In January 2016, a novel-stage clinical drug trial company, Remalda Therapeutics filed a complaint and lawsuit against Laidlaw and Company for allegedly leaking confidential information that Laidlaw had acquired by its policy to act as Remalda’s investment bank. Remalda has also accused Laidlaw of charging them excessive fees on misleading information. The case is proceeding in the Nevada District Court.

The case started in the spring of 2015 when Remalda first brought up the idea of recruiting new investors to Laidlaw. Laidlaw proposed a non-deal roadshow in order to discuss this in a confidential manner. Through this, Laidlaw introduced Remalda to certain investors who they recommended. Interactions with one of those investors was what allegedly led to the lawsuit. That investor entered into a confidentiality agreement with Remalda. In October 2015, Laidlaw sent a letter to their Board and filed a 13D with the SEC (Securities and Exchange Commissions) which illegally disclosed the confidential information.
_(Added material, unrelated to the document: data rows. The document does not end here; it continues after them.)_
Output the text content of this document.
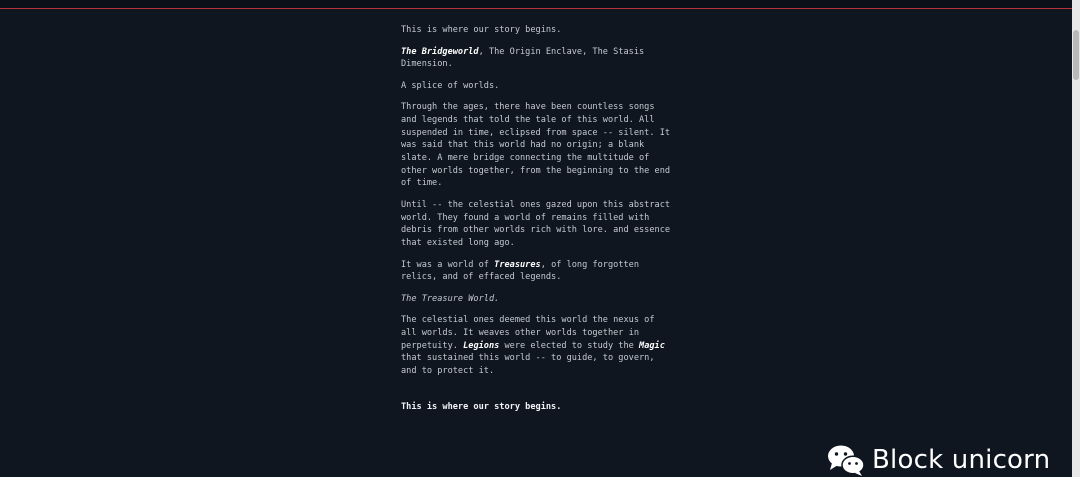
This is where our story begins.

The Bridgeworld, The Origin Enclave, The Stasis Dimension.

A splice of worlds.

Through the ages, there have been countless songs and legends that told the tale of this world. All suspended in time, eclipsed from space -- silent. It was said that this world had no origin; a blank slate. A mere bridge connecting the multitude of other worlds together, from the beginning to the end of time.

Until -- the celestial ones gazed upon this abstract world. They found a world of remains filled with debris from other worlds rich with lore. and essence that existed long ago.

It was a world of Treasures, of long forgotten relics, and of effaced legends.

The Treasure World.

The celestial ones deemed this world the nexus of all worlds. It weaves other worlds together in perpetuity. Legions were elected to study the Magic that sustained this world -- to guide, to govern, and to protect it.

This is where our story begins.

Block unicorn
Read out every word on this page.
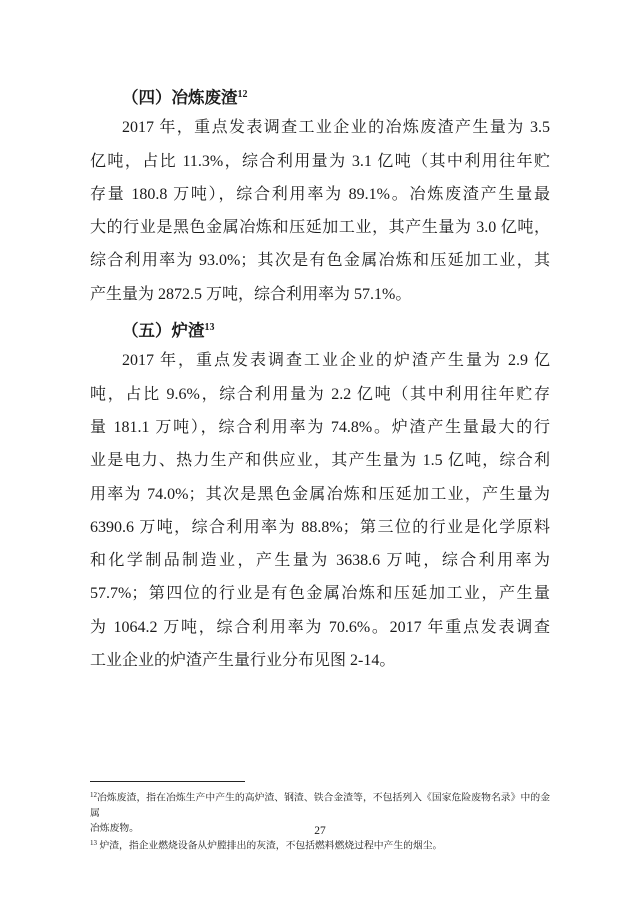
（四）冶炼废渣$^{12}$
2017 年，重点发表调查工业企业的冶炼废渣产生量为 3.5
亿吨，占比 11.3%，综合利用量为 3.1 亿吨（其中利用往年贮
存量 180.8 万吨），综合利用率为 89.1%。冶炼废渣产生量最
大的行业是黑色金属冶炼和压延加工业，其产生量为 3.0 亿吨，
综合利用率为 93.0%；其次是有色金属冶炼和压延加工业，其
产生量为 2872.5 万吨，综合利用率为 57.1%。
（五）炉渣$^{13}$
2017 年，重点发表调查工业企业的炉渣产生量为 2.9 亿
吨，占比 9.6%，综合利用量为 2.2 亿吨（其中利用往年贮存
量 181.1 万吨），综合利用率为 74.8%。炉渣产生量最大的行
业是电力、热力生产和供应业，其产生量为 1.5 亿吨，综合利
用率为 74.0%；其次是黑色金属冶炼和压延加工业，产生量为
6390.6 万吨，综合利用率为 88.8%；第三位的行业是化学原料
和化学制品制造业，产生量为 3638.6 万吨，综合利用率为
57.7%；第四位的行业是有色金属冶炼和压延加工业，产生量
为 1064.2 万吨，综合利用率为 70.6%。2017 年重点发表调查
工业企业的炉渣产生量行业分布见图 2-14。
$^{12}$冶炼废渣，指在冶炼生产中产生的高炉渣、钢渣、铁合金渣等，不包括列入《国家危险废物名录》中的金属
冶炼废物。
$^{13}$ 炉渣，指企业燃烧设备从炉膛排出的灰渣，不包括燃料燃烧过程中产生的烟尘。
27
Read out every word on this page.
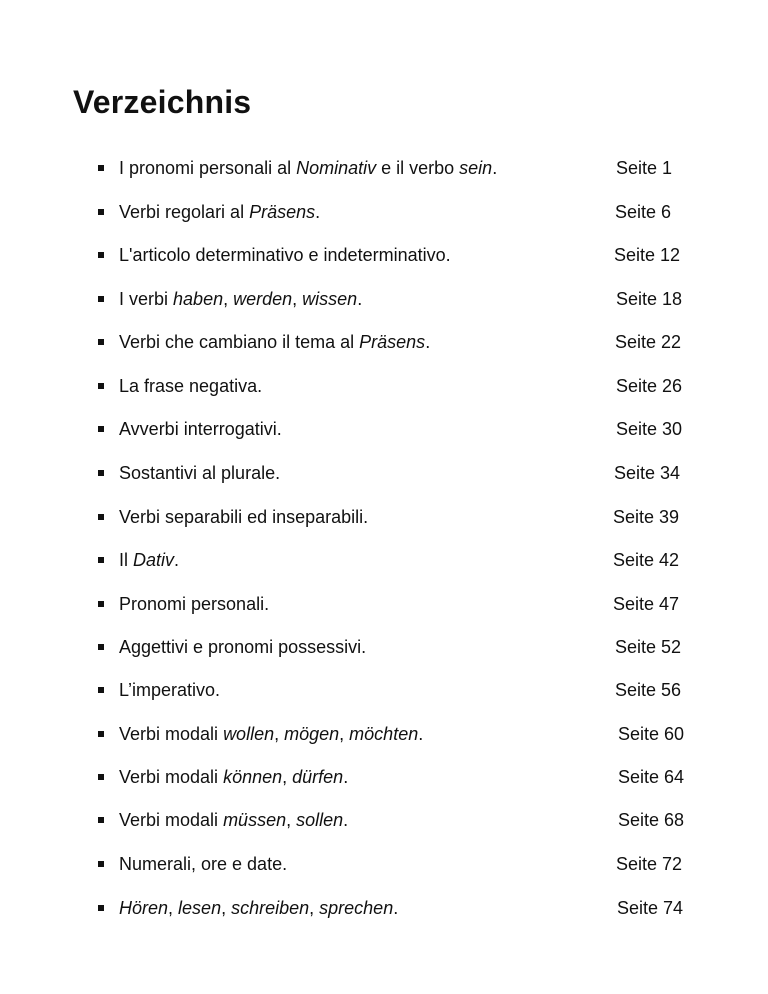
Verzeichnis
I pronomi personali al Nominativ e il verbo sein.	Seite 1
Verbi regolari al Präsens.	Seite 6
L'articolo determinativo e indeterminativo.	Seite 12
I verbi haben, werden, wissen.	Seite 18
Verbi che cambiano il tema al Präsens.	Seite 22
La frase negativa.	Seite 26
Avverbi interrogativi.	Seite 30
Sostantivi al plurale.	Seite 34
Verbi separabili ed inseparabili.	Seite 39
Il Dativ.	Seite 42
Pronomi personali.	Seite 47
Aggettivi e pronomi possessivi.	Seite 52
L’imperativo.	Seite 56
Verbi modali wollen, mögen, möchten.	Seite 60
Verbi modali können, dürfen.	Seite 64
Verbi modali müssen, sollen.	Seite 68
Numerali, ore e date.	Seite 72
Hören, lesen, schreiben, sprechen.	Seite 74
In the initial attempt to settle the dispute, the directors of Remalda set up a meeting with Laidlaw. That meeting was held on December 1, 2015 with Laidlaw’s CEO, Matthew Eitner and Managing Partner, James Ahern. Three days later, Laidlaw issued a press release stating that they were going to launch a solicitation and proxy contest to elect five directors to take control of Remalda.

Laidlaw is an investment bank that has been in business since 1842. They operate primarily on a “think outside the box” approach and distribute their solutions between both capital and independent investments. They also do their best to dedicate themselves especially to emerging entrepreneurs.

Laidlaw covers both porfolio management and financial planning. They diversify the former as much as possible and provide a comprehensive approach to the latter. They believe that both approaches encourage growth and preservation of their clients’ investments.